Sauerkraut is very easy to make even if you don’t have an old crock. Here are the items you will need to get started:
- Crock or a 5 gallon plastic food grade bucket. Make sure it’s rated as food grade otherwise it will have industrial solvents. We just asked our local grocery store to save us one. If that is not an option order one online.
- Shredder of some sort manual or electric.
- Food Scale
- Large bowl
- Chopping board
- Large knife
- Dinner plate
- A gallon ziploc bag 3/4 full of water set inside another bag or a rock.
Now that you have everything you need let’s make some Sauerkraut!
Peel off outside of cabbage leaves if they need but do not wash them. Cabbage has a natural bacteria you want. Start cutting your cabbage into four quarters. Once you have it in quarters put it on the food scale and pile high until you reach 5lbs. For every 5lbs of shredded cabbage you need to mix 3Tbls of salt. Here you can see the pile started.
Now that you have weighed 5lbs, you cut the quarters as small as you need for whatever type of shredder you will be using. Place your big bowl under your choice machine or hand tool and shred your 5lb pile of cabbage until it is all in the bowl. Now add your 3Tbls of salt and mix it in with your hands. Once each 5lbs of cabbage is shredded and mixed with salt, empty it into your crock or 5 gallon bucket. Pound down with a wooden pounder or another tool. The salt and cabbage when pounded down will start to make its own brine. Repeat this process until you have the desired amount of shredded cabbage you want.

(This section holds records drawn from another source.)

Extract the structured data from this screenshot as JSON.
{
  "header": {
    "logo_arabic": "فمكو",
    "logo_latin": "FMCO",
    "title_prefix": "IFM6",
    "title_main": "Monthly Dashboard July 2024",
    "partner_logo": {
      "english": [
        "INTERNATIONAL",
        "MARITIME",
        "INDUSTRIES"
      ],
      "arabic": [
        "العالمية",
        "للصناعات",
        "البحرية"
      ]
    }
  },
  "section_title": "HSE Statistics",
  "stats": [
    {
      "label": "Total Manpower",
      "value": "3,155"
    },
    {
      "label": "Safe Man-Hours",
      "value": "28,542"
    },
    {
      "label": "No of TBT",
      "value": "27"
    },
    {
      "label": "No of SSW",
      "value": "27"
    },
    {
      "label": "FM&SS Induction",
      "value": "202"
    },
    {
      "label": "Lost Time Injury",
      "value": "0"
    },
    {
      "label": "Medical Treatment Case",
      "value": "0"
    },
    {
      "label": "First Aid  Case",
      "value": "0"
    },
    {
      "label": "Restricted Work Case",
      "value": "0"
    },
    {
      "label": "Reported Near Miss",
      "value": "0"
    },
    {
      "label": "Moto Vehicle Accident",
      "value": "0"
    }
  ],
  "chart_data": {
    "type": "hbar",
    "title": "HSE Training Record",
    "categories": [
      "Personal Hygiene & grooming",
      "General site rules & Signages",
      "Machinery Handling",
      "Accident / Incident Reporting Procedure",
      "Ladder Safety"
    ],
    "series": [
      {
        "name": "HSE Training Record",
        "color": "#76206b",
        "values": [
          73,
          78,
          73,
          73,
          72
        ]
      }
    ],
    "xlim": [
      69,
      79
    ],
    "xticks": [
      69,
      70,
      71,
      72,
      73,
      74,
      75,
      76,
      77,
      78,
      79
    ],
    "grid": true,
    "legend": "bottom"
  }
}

Once your bucket or crock is filled with the desired amount and it has been pressed down check to see if it has enough brine to cover the cabbage. If not you need to make and add some brine.
For every quart of water add 1 1/2 Tbls of salt. Bring brine to a boil and cool. Whisk until the salt is disolved.Now pour the brine over the shredded cabbage in crock or bucket just until it is covered.Next step is to add a dinner plate. It seems to be the perfect size when using a bucket.

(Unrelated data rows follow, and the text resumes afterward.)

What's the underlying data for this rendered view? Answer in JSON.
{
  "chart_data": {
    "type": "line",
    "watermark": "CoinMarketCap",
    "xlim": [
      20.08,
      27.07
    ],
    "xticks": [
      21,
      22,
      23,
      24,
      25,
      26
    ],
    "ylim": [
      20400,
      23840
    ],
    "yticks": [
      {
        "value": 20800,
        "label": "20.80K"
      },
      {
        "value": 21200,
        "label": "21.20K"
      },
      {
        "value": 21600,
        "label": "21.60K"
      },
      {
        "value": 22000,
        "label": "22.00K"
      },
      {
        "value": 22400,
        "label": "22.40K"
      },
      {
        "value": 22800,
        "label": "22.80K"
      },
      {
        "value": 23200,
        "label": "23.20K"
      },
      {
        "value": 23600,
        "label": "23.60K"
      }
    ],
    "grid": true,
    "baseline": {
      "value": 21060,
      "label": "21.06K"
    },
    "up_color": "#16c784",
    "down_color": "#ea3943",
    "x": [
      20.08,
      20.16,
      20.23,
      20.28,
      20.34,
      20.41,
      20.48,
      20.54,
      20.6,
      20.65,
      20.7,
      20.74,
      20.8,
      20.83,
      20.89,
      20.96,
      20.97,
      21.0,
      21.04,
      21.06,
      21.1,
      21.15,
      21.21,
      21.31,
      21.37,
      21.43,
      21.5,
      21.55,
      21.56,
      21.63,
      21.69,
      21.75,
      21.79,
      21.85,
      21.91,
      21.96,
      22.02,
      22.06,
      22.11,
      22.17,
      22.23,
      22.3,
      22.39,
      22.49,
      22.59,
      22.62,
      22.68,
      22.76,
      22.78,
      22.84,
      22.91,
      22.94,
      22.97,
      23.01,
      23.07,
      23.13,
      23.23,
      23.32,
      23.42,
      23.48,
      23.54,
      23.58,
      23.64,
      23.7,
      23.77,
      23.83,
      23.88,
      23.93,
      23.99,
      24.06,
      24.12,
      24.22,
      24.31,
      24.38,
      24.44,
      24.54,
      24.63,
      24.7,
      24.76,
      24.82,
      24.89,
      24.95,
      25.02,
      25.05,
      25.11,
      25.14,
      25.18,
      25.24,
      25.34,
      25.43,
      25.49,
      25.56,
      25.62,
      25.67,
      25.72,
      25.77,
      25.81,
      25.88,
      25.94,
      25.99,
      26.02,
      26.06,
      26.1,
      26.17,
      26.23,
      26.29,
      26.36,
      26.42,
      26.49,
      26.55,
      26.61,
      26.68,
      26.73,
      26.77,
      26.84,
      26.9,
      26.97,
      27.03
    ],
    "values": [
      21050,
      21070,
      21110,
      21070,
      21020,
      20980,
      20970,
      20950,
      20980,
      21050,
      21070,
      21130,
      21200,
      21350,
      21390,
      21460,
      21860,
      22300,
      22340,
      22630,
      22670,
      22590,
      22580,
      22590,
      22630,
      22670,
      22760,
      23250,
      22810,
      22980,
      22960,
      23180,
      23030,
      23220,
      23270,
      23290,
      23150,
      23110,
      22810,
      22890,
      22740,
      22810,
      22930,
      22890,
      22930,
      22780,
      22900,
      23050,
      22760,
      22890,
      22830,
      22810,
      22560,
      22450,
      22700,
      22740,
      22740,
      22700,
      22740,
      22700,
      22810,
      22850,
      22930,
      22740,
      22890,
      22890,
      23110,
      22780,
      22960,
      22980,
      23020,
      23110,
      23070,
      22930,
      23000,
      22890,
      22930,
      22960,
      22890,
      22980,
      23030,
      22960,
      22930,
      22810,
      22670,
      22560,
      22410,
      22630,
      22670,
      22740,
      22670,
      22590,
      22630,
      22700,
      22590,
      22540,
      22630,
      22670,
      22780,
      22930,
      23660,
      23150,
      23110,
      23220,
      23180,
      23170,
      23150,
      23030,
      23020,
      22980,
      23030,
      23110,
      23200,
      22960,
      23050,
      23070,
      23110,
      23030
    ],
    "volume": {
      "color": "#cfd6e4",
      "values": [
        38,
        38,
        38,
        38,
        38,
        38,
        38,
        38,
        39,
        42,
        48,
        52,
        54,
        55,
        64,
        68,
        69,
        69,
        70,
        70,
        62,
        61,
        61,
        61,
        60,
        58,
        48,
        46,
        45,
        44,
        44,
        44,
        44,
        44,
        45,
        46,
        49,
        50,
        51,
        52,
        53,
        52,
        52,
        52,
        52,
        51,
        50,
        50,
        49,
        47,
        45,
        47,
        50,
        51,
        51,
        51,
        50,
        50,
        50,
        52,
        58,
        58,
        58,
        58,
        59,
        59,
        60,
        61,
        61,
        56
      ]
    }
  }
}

Last step before letting it sit is to fill your ziploc bag of water and place in another bag so it does not leak any water out. Set this on top of the dinner plate or use a rock to keep weight on the cabbage so it will remain covered in brine.It takes 3-6 weeks until fermentation is complete. Formation of gas bubbles indicates fermentation is taking place. Remove and discard scum formation each day. Store container in a cool place. Taste and check sauerkraut after 3 weeks to see when it will be ready to can.
And there you have it. How to make sauerkraut. Look later for a video on canning to see the end result.
Can’t wait to find the follow up video on canning! I would really like to make big batches and can them individually to save for much longer than the 4-6 weeks my sauerkraut usually lasts after fermenting it. This is a great recipe! Thank you for sharing your information and guidance on how to make your own sauerkraut at home. I’ve been doing a ton of research on different kraut recipes and different methods for which to make it, so this definitely helps me on my road to becoming a sauerkraut expert!
Billy, It truly is so easy and has never failed. I have a post on “how to can Strawberry Jam” which is the same way you would do the sauerkraut. The only difference is you stick a knife in the jar once it’s filled a 1/4 inch from the top. The butter knife as you move it up and down will just help take the air bubbles out. Be sure to pour the liquid so it covers the top before placing your lid on. I will indeed be making a video specifically to show all of this just need to wait until the batch is ready. If you need anymore tips before my video is complete please feel free to send a message. Thank you so much for your comment and Happy Canning!